Schedule Tuesdays Noon - 2PM Eastern Time
Location Remote



Presentations
Ana Diaz Rivero (Harvard)
Sep 1 2020
Zoom
Flow-based Likelihoods for Non-Gaussian Inference
Abstract: We investigate the use of data-driven likelihoods to bypass a key assumption made in many scientific analyses, which is that the true likelihood of the data is Gaussian. In particular, we suggest using the optimization targets of flow-based generative models, a class of models that can capture complex distributions by transforming a simple base distribution through layers of nonlinearities. We call these flow-based likelihoods (FBL). We analyze the accuracy and precision of the reconstructed likelihoods on mock Gaussian data, and show that simply gauging the quality of samples drawn from the trained model is not a sufficient indicator that the true likelihood has been learned. We nevertheless demonstrate that the likelihood can be reconstructed to a precision equal to that of sampling error due to a finite sample size. We then apply FBLs to mock weak lensing convergence power spectra, a cosmological observable that is significantly non-Gaussian (NG). We find that the FBL captures the NG signatures in the data extremely well, while other commonly-used data-driven likelihoods, such as Gaussian mixture models and independent component analysis, fail to do so. This suggests that works that have found small posterior shifts in NG data with data-driven likelihoods such as these could be underestimating the impact of non-Gaussianity in parameter constraints. By introducing a suite of tests that can capture different levels of NG in the data, we show that the success or failure of traditional data-driven likelihoods can be tied back to the structure of the NG in the data. Unlike other methods, the flexibility of the FBL makes it successful at tackling different types of NG simultaneously. Because of this, and consequently their likely applicability across datasets and domains, we encourage their use for inference when sufficient mock data are available for training.

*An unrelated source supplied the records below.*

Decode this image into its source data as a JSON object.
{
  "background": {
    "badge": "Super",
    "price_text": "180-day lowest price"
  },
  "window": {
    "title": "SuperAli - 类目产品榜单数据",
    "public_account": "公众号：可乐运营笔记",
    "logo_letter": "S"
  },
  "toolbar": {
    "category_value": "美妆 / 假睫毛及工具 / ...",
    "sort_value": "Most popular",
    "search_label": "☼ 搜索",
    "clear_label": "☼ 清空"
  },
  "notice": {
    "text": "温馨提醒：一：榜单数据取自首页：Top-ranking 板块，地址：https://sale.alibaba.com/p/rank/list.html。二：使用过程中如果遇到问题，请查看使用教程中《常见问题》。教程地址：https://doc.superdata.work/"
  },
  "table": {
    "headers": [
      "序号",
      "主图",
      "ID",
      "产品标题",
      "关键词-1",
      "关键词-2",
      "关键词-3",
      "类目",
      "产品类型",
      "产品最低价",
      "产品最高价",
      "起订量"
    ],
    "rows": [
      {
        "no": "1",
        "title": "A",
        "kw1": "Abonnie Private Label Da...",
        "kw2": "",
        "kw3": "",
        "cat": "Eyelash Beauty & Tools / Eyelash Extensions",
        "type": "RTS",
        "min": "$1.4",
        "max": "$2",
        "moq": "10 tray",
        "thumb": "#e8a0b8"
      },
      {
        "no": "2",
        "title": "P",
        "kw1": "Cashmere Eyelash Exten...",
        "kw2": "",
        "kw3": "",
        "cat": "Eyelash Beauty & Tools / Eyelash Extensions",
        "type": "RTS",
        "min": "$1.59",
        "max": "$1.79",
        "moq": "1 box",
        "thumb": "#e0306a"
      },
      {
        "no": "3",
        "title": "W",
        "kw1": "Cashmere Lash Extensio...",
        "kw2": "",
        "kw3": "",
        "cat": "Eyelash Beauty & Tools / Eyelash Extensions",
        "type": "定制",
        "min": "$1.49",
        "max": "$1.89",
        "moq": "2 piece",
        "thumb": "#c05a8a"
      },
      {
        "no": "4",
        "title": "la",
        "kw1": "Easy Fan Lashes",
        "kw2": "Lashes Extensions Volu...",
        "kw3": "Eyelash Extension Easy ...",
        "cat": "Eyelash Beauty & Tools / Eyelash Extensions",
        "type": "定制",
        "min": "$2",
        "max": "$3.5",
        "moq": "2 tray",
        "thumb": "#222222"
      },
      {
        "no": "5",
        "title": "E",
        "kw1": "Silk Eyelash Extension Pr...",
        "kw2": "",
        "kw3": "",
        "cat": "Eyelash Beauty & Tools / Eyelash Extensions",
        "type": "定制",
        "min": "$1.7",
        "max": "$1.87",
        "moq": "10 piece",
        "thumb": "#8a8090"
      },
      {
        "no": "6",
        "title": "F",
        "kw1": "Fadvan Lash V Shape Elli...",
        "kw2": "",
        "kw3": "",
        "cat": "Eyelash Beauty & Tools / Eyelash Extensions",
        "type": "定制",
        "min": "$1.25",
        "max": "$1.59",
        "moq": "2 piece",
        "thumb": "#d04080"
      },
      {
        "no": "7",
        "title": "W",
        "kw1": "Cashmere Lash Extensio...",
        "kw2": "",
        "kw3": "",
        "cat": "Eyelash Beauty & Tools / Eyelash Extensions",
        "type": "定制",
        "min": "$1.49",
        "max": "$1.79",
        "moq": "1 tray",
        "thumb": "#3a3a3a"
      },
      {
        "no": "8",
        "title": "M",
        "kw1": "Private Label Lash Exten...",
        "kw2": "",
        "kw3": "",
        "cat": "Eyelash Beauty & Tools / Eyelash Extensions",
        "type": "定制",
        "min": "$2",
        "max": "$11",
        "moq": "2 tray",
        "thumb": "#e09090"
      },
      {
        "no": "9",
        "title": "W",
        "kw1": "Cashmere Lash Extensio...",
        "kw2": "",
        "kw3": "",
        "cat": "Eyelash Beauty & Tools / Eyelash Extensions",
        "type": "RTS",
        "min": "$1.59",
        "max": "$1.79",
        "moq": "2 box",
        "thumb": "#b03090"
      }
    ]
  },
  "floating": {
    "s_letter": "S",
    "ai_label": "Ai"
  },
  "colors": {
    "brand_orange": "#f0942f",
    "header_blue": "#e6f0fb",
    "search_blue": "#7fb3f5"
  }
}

Presentation Slides [.pdf]
Reference: arXiv:2007.05535 [arXiv]
 
Herman Marshall (MIT) & Yang Chen (Michigan)
Sep 8 2020
Zoom
Concordance: In-flight Calibration of X-ray Telescopes without Absolute References
Abstract: We describe a process for cross-calibrating the effective areas of X-ray telescopes that observe common targets. The targets are not assumed to be ``standard candles'' in the classic sense, in that the only prior placed on the source fluxes is that these fluxes have true but unknown values. Using a technique developed by Chen et al. (2019) that involves a statistical method called shrinkage, we determine effective area correction factors for each instrument that brings estimated fluxes into the best agreement, consistent with prior knowledge of their effective areas. We expand the technique to allow unique priors on systematic uncertainties in effective areas for each X-ray astronomy instrument and to allow correlations between effective areas in different energy bands. We demonstrate the method with several data sets from various X-ray telescopes.
Presentation slides: Herman Marshall; Yang Chen [.pdf]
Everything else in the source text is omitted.